A Rating System for Developers

Author: Jeff Rollason

Copyright Notice: This article is Copyright AI Factory Ltd. Ideas and code belonging to AI Factory may only be used with the direct written permission of AI Factory Ltd.

This expands on the previous article Lessons from the Road - Championship level AI development, which detailed the big picture of how we approached championship-level AI for competition. This article picks up on the RATING program that was an essential cog in this process.

The Need for a Rating System

In developing computer AI it is easy to become over-focussed on solving small decisions defects one-by-one, but each change made to a program, even if it now solves the previously unsolvable, can easily have unexpected effects on overall performance. These need not be simply bugs but shifts in style that cause the new version to have an inferior head-to-head performance against other opponents.

An example in mind is for Shotest, where the program had a bug that over-optimistically believed that a type of move lead to a substantial advantage, but that with bug-free analysis actually gave only a marginal advantage. Once fixed, the program did less well. The reason for this is that it saw these same moves and assessed that they offered a marginal advantage so it instead played some more conservative move. The program was better off keeping the bug and playing the over-optimistic play. If you project this principle to computer chess, where the strongest programs are so much better than any human players, you will see a solid safe style. Modern programs do not play like the previous world champion Mikhail Tal, who is attributed as the best attacking chess player of all time, because in absolute terms his play was likely often unsound, but it gave him wins against imperfect but maybe theoretically stronger opponents.

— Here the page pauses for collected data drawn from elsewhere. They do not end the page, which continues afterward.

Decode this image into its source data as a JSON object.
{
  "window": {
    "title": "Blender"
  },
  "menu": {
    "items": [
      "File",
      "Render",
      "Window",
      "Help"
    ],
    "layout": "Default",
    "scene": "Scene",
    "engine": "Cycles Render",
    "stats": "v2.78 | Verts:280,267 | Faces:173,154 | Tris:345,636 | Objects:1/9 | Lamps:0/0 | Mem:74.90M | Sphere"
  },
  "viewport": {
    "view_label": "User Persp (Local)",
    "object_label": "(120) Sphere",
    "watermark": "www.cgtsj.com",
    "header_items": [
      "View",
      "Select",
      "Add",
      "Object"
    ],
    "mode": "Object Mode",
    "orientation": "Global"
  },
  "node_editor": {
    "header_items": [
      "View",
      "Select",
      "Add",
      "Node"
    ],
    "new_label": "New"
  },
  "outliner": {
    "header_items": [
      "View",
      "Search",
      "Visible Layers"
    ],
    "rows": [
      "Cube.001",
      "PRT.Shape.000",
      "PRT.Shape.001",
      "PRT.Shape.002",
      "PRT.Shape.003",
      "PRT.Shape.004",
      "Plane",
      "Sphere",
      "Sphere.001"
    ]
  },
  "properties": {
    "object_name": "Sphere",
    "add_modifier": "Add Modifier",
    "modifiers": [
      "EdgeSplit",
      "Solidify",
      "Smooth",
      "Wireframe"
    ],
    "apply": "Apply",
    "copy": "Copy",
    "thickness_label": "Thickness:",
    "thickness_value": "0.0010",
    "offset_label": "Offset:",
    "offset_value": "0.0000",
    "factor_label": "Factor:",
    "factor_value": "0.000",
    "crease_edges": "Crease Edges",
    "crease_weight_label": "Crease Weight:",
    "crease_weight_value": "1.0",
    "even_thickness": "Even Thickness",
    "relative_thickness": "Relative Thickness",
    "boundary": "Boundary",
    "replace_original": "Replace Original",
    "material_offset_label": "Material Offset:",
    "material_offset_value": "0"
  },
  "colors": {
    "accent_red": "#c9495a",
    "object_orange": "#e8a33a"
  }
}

Testing therefore needs to be comprehensive to maintain an accurate picture of the program strength, ideally against multiple opponents. If you do have multiple opponents you then have multiple win-rates, which means you must have a rating system to extrapolate how strong your program is.

The Reason that simple ELO is not enough

A problem with ELO is that it is not retrospective. If A plays B and A gets a rating, then B beats C, with an already high rating, then B's rating increases but A does not change. If A scored 50% against B and then B achieves some outstanding further result, then this says something about A.

Of course ELO here is designed to be a snapshot in time, making the assumption that in a multi-player community that each player will anyway drift in rating.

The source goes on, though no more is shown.